Asked specifically if the Foradori/Duncan was still effective, Cafiero replied that other governments trivialized the Malvinas cause, adding that for example the tourism flight between Sao Paulo and the Islands, authorized during the government of ex president Macri, was suspended.
Minister Cafiero also said that Argentina will not be supporting the proposal to suspend Russia from G20, scheduled to meet in Indonesia, and defended Argentina's position refereed to the Russia/Ukraine war.
We believe in multilateralism. We do not support suspending Russia, this is a strictly economic forum which must work for all economies of the world. We can't practice multilateralism without countries attending.

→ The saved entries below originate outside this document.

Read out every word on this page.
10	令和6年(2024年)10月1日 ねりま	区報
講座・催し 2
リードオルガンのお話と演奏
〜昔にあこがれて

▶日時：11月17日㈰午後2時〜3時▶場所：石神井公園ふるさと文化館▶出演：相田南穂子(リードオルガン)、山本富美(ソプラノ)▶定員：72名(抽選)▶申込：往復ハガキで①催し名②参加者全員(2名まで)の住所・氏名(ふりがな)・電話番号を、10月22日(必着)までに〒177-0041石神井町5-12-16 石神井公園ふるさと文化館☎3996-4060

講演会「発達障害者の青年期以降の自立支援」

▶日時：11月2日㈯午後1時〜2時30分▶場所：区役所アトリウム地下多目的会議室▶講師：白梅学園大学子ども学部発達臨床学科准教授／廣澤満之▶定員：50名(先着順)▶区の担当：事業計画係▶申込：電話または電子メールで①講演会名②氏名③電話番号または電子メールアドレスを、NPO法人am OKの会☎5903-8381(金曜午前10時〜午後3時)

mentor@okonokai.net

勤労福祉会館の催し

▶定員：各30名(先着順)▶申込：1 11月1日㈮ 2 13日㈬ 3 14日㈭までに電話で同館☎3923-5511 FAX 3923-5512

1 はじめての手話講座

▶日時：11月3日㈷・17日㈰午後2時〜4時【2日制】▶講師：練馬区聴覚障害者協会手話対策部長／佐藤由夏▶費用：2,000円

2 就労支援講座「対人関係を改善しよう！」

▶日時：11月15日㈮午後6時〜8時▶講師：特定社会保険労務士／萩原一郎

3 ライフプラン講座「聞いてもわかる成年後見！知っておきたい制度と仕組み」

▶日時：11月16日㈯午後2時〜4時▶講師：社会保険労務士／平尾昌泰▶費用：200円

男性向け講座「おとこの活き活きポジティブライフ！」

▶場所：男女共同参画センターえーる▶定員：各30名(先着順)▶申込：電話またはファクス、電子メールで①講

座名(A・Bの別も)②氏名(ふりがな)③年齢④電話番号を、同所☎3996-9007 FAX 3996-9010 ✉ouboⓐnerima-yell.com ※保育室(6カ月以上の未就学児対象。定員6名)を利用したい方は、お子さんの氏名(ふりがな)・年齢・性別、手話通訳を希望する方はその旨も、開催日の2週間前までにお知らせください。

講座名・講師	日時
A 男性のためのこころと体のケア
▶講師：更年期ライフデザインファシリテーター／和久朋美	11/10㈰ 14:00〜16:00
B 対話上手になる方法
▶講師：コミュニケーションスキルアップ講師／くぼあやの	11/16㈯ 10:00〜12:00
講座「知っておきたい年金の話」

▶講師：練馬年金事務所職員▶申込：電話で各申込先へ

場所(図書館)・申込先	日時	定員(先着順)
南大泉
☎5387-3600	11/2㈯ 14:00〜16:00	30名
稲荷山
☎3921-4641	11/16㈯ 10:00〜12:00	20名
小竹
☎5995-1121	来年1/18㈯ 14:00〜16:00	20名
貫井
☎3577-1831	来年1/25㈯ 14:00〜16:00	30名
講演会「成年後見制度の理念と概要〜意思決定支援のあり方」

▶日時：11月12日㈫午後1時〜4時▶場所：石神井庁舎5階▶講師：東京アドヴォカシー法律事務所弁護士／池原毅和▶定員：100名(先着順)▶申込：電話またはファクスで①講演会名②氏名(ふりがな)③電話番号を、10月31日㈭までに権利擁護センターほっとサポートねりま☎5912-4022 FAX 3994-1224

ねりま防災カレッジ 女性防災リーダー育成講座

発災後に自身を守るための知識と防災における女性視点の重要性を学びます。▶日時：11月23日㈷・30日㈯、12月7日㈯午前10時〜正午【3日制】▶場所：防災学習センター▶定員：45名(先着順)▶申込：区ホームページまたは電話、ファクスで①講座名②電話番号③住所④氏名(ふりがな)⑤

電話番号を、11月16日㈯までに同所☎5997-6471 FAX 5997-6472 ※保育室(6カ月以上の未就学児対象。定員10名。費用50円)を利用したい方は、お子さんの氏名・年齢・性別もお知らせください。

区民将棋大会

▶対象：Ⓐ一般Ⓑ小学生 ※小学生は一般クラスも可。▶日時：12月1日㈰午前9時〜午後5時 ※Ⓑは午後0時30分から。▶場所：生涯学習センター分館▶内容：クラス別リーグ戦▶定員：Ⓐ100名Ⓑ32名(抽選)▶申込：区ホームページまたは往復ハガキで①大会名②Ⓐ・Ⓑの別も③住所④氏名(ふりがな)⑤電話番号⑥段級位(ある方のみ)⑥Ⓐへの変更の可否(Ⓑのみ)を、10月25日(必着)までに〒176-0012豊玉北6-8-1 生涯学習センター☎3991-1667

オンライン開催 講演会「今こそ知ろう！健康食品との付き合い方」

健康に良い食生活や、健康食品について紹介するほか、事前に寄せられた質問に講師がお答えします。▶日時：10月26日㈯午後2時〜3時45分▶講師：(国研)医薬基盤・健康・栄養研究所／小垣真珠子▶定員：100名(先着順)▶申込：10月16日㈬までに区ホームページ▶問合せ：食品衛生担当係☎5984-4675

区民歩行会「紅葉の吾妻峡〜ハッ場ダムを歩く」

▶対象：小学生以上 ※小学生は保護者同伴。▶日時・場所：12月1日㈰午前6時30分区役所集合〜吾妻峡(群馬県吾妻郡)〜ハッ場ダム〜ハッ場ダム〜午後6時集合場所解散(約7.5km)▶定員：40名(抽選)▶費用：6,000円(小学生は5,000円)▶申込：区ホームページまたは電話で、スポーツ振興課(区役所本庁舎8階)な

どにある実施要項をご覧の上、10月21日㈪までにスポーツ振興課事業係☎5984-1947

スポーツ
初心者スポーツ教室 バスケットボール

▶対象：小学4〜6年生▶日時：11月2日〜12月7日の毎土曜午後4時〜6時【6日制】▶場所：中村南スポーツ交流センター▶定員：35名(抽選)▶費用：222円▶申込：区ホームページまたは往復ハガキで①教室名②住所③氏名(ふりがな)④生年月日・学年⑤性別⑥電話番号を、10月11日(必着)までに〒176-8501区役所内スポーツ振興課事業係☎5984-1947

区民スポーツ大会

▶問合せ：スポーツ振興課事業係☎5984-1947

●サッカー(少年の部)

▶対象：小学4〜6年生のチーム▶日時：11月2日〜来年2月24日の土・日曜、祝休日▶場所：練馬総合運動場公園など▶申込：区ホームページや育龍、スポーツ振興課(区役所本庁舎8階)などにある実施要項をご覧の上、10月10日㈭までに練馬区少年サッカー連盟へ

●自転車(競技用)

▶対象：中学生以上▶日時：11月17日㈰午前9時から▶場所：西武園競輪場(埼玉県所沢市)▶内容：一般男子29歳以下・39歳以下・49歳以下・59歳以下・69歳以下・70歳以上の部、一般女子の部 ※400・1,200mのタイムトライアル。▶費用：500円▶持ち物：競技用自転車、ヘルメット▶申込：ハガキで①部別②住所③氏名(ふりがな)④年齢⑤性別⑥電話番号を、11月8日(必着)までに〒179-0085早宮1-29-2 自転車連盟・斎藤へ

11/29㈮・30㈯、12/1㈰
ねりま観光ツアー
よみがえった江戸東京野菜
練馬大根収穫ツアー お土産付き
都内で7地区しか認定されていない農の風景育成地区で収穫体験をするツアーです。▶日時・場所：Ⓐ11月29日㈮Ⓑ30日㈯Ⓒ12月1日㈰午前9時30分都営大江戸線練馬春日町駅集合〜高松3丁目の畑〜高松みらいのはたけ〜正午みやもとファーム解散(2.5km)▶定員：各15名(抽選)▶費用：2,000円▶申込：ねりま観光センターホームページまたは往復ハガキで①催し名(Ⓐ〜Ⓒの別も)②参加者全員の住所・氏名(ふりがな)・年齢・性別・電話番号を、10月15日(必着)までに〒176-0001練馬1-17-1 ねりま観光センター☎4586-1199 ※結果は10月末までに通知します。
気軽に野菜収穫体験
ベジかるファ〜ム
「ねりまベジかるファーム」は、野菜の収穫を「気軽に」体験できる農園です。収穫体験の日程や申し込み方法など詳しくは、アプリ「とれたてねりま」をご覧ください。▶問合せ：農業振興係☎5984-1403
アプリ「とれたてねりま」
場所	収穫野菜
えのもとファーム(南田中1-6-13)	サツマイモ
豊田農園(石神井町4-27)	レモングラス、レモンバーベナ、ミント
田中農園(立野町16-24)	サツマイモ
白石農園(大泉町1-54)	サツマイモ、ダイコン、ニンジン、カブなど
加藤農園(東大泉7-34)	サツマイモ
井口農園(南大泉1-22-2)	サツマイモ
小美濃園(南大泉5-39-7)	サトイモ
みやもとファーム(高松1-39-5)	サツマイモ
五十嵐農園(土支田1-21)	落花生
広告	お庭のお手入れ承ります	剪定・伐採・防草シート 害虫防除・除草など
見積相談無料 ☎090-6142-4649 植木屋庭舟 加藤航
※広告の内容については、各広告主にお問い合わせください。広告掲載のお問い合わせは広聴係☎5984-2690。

Answering a question about Argentine president Alberto Fernandez' visit to Moscow at the start of February, and meeting with Vladimir Putin, offering Argentina as the door of access to Latin America, which triggered strong political reactions, Cafiero said the president was misunderstood and was only referring strictly to trade issues.
There was a distortion of President Fernandez words to Putin. They were talking about trade, simply commercial exchanges. The visit to Russia was to promote trade and have investors come to Argentina
Our trade relation with Russia is insignificant, and the same happens with the rest of Latin America, and that is how it should have been interpreted, Argentina the door of access to Latin America; this had no military or arms content, or double talk, simply trade and investments
Cafiero explained that the escalation leading to the war situation occurred well before president Fernandez visited Putin and was part of a pre-existent conflict. Yes the international community were making efforts to avoid the escalation to reach an invasion as finally happened. But president Fernandez was in Moscow on February second, French president Emmanuel Macron arrived the following week and sat at the same chair.